Sales of hand-pulled cask beer are down 70 per cent over the last 12 months with brewers paying the price for producing a product with a shelf life of just three days once tapped.

But with pubs being allowed to reopen outside since April 12, ahead of inside trading on May 17, drinkers are being encouraged to opt for a pint of fresh cask beer from a local independent brewery next time they go to the pub.

“At the moment it’s 100 per cent weather dependent,” said Carley Friedrich, co-owner of Brightside Brewing Company, based on the Dale Industrial Park.

“In recent days we’ve had a few customers pull out due to rain but prior to that the pubs that have been able to reopen have had a really good few weeks.

“We sold 42 casks of one beer alone to The Trackside and the Buffer Stops Bar, which are operated by East Lancashire Railway.”

During the Covid-19 lockdown it’s estimated that around six million pints of cask beer from small independent breweries had to be poured away, with the brewers who made it left to foot the bill.

“In the first lockdown we had to destroy over 500 casks of beer,” said Carley. “It was one hell of a kick in the teeth. We also had to give refunds to a lot of our customers.

“On the other hand we started our retail shop, which helped us recover by selling boxes or bottles and we soon forgot about being a wholesaler and concentrated on that. Off the back of that we created a range of new beers which we probably would not have brewed before because we didn’t have the audience.

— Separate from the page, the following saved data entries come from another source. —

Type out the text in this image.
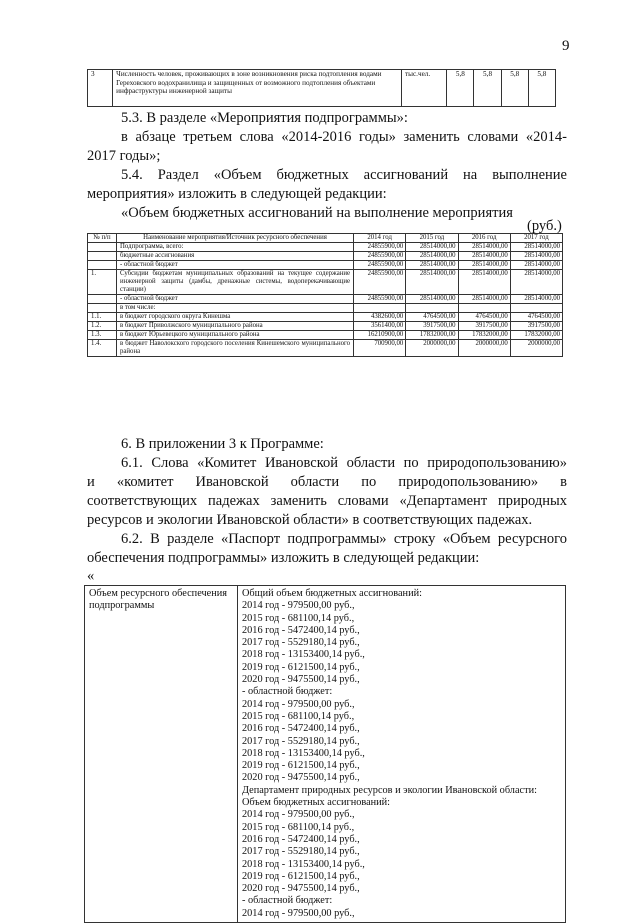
9
3	Численность человек, проживающих в зоне возникновения риска подтопления водами Гереховского водохранилища и защищенных от возможного подтопления объектами инфраструктуры инженерной защиты	тыс.чел.	5,8	5,8	5,8	5,8
5.3. В разделе «Мероприятия подпрограммы»:
в абзаце третьем слова «2014-2016 годы» заменить словами «2014-
2017 годы»;
5.4. Раздел «Объем бюджетных ассигнований на выполнение
мероприятия» изложить в следующей редакции:
«Объем бюджетных ассигнований на выполнение мероприятия
(руб.)
№ п/п	Наименование мероприятия/Источник ресурсного обеспечения	2014 год	2015 год	2016 год	2017 год
	Подпрограмма, всего:	24855900,00	28514000,00	28514000,00	28514000,00
	бюджетные ассигнования	24855900,00	28514000,00	28514000,00	28514000,00
	- областной бюджет	24855900,00	28514000,00	28514000,00	28514000,00
1.	Субсидии бюджетам муниципальных образований на текущее содержание инженерной защиты (дамбы, дренажные системы, водоперекачивающие станции)	24855900,00	28514000,00	28514000,00	28514000,00
	- областной бюджет	24855900,00	28514000,00	28514000,00	28514000,00
	в том числе:				
1.1.	в бюджет городского округа Кинешма	4382600,00	4764500,00	4764500,00	4764500,00
1.2.	в бюджет Приволжского муниципального района	3561400,00	3917500,00	3917500,00	3917500,00
1.3.	в бюджет Юрьевецкого муниципального района	16210900,00	17832000,00	17832000,00	17832000,00
1.4.	в бюджет Наволокского городского поселения Кинешемского муниципального района	700900,00	2000000,00	2000000,00	2000000,00
6. В приложении 3 к Программе:
6.1. Слова «Комитет Ивановской области по природопользованию»
и «комитет Ивановской области по природопользованию» в
соответствующих падежах заменить словами «Департамент природных
ресурсов и экологии Ивановской области» в соответствующих падежах.
6.2. В разделе «Паспорт подпрограммы» строку «Объем ресурсного
обеспечения подпрограммы» изложить в следующей редакции:
«
Объем ресурсного обеспечения подпрограммы	
Общий объем бюджетных ассигнований:
2014 год - 979500,00 руб.,
2015 год - 681100,14 руб.,
2016 год - 5472400,14 руб.,
2017 год - 5529180,14 руб.,
2018 год - 13153400,14 руб.,
2019 год - 6121500,14 руб.,
2020 год - 9475500,14 руб.,
- областной бюджет:
2014 год - 979500,00 руб.,
2015 год - 681100,14 руб.,
2016 год - 5472400,14 руб.,
2017 год - 5529180,14 руб.,
2018 год - 13153400,14 руб.,
2019 год - 6121500,14 руб.,
2020 год - 9475500,14 руб.,
Департамент природных ресурсов и экологии Ивановской области:
Объем бюджетных ассигнований:
2014 год - 979500,00 руб.,
2015 год - 681100,14 руб.,
2016 год - 5472400,14 руб.,
2017 год - 5529180,14 руб.,
2018 год - 13153400,14 руб.,
2019 год - 6121500,14 руб.,
2020 год - 9475500,14 руб.,
- областной бюджет:
2014 год - 979500,00 руб.,
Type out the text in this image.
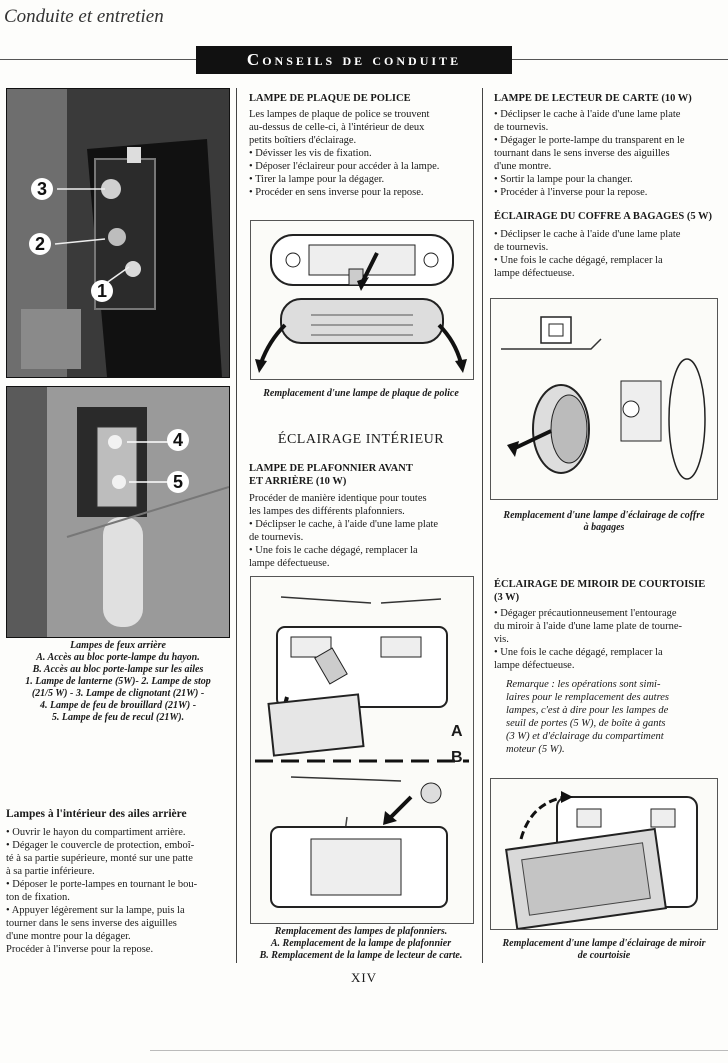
Conduite et entretien
Conseils de conduite
3
2
1
4
5
Lampes de feux arrière
A. Accès au bloc porte-lampe du hayon.
B. Accès au bloc porte-lampe sur les ailes
1. Lampe de lanterne (5W)- 2. Lampe de stop
(21/5 W) - 3. Lampe de clignotant (21W) -
4. Lampe de feu de brouillard (21W) -
5. Lampe de feu de recul (21W).
Lampes à l'intérieur des ailes arrière

• Ouvrir le hayon du compartiment arrière.

• Dégager le couvercle de protection, emboî-

té à sa partie supérieure, monté sur une patte

à sa partie inférieure.

• Déposer le porte-lampes en tournant le bou-

ton de fixation.

• Appuyer légèrement sur la lampe, puis la

tourner dans le sens inverse des aiguilles

d'une montre pour la dégager.

Procéder à l'inverse pour la repose.

LAMPE DE PLAQUE DE POLICE

Les lampes de plaque de police se trouvent

au-dessus de celle-ci, à l'intérieur de deux

petits boîtiers d'éclairage.

• Dévisser les vis de fixation.

• Déposer l'éclaireur pour accéder à la lampe.

• Tirer la lampe pour la dégager.

• Procéder en sens inverse pour la repose.

Remplacement d'une lampe de plaque de police
ÉCLAIRAGE INTÉRIEUR
LAMPE DE PLAFONNIER AVANT
ET ARRIÈRE (10 W)

Procéder de manière identique pour toutes

les lampes des différents plafonniers.

• Déclipser le cache, à l'aide d'une lame plate

de tournevis.

• Une fois le cache dégagé, remplacer la

lampe défectueuse.

A
B
Remplacement des lampes de plafonniers.
A. Remplacement de la lampe de plafonnier
B. Remplacement de la lampe de lecteur de carte.
LAMPE DE LECTEUR DE CARTE (10 W)

• Déclipser le cache à l'aide d'une lame plate

de tournevis.

• Dégager le porte-lampe du transparent en le

tournant dans le sens inverse des aiguilles

d'une montre.

• Sortir la lampe pour la changer.

• Procéder à l'inverse pour la repose.

ÉCLAIRAGE DU COFFRE A BAGAGES (5 W)

• Déclipser le cache à l'aide d'une lame plate

de tournevis.

• Une fois le cache dégagé, remplacer la

lampe défectueuse.

Remplacement d'une lampe d'éclairage de coffre
à bagages
ÉCLAIRAGE DE MIROIR DE COURTOISIE
(3 W)

• Dégager précautionneusement l'entourage

du miroir à l'aide d'une lame plate de tourne-

vis.

• Une fois le cache dégagé, remplacer la

lampe défectueuse.

Remarque : les opérations sont simi-

laires pour le remplacement des autres

lampes, c'est à dire pour les lampes de

seuil de portes (5 W), de boîte à gants

(3 W) et d'éclairage du compartiment

moteur (5 W).

Remplacement d'une lampe d'éclairage de miroir
de courtoisie
XIV
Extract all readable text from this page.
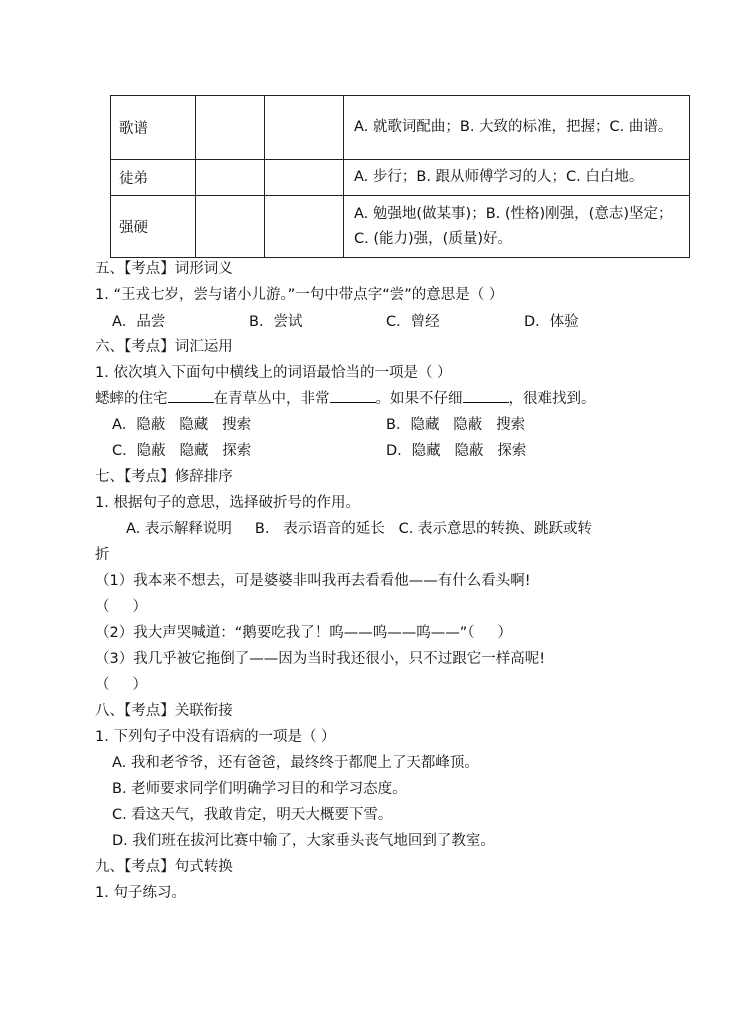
歌谱			A. 就歌词配曲；B. 大致的标准，把握；C. 曲谱。
徒弟			A. 步行；B. 跟从师傅学习的人；C. 白白地。
强硬			A. 勉强地(做某事)；B. (性格)刚强，(意志)坚定；C. (能力)强，(质量)好。
五、【考点】词形词义
1. “王戎七岁，尝与诸小儿游。”一句中带点字“尝”的意思是（ ）
A．品尝	B．尝试	C．曾经	D．体验
六、【考点】词汇运用
1. 依次填入下面句中横线上的词语最恰当的一项是（ ）
蟋蟀的住宅	在青草丛中，非常	。如果不仔细	，很难找到。
A．隐蔽   隐藏   搜索	B．隐藏   隐蔽   搜索
C．隐蔽   隐藏   探索	D．隐藏   隐蔽   探索
七、【考点】修辞排序
1. 根据句子的意思，选择破折号的作用。
A. 表示解释说明     B.   表示语音的延长   C. 表示意思的转换、跳跃或转
折
（1）我本来不想去，可是婆婆非叫我再去看看他——有什么看头啊!
（     ）
（2）我大声哭喊道：“鹅要吃我了！呜——呜——呜——”（     ）
（3）我几乎被它拖倒了——因为当时我还很小，只不过跟它一样高呢!
（     ）
八、【考点】关联衔接
1. 下列句子中没有语病的一项是（ ）
A. 我和老爷爷，还有爸爸，最终终于都爬上了天都峰顶。
B. 老师要求同学们明确学习目的和学习态度。
C. 看这天气，我敢肯定，明天大概要下雪。
D. 我们班在拔河比赛中输了，大家垂头丧气地回到了教室。
九、【考点】句式转换
1. 句子练习。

“We set up a new website, started brewing different styles of beer and talked directly to public to find out exactly what they wanted from us.

“We’ve lost countless thousands of pounds worth in turnover but at the same time we’ve created a new side of the business which we would never have done if we had not had the time to concentrate on it.”

Thankfully many of those same breweries which were struggling have now been ramping production back up ahead of pubs reopening, so by buying a pint of cask beer you’re not only supporting your local pub, but helping out small independent breweries too.

“When people weren’t able to get to the shops they really appreciated us delivering to them,” said Carley. “But they are now enjoying coming back to the brewery and seeing the products, talking to us and seeing how it is brewed. I think many of them like having the sense that this has come from just two minutes down the road. Beer has a very strong sense of place and people seem really proud of a local product like that.

“When the pubs first reopened it was a massive boon and if the weather hadn’t crumbled recently I think it would’ve been constantly busy because people are really drinking again. We’ve had people saying it’s been like New Year’s Eve.”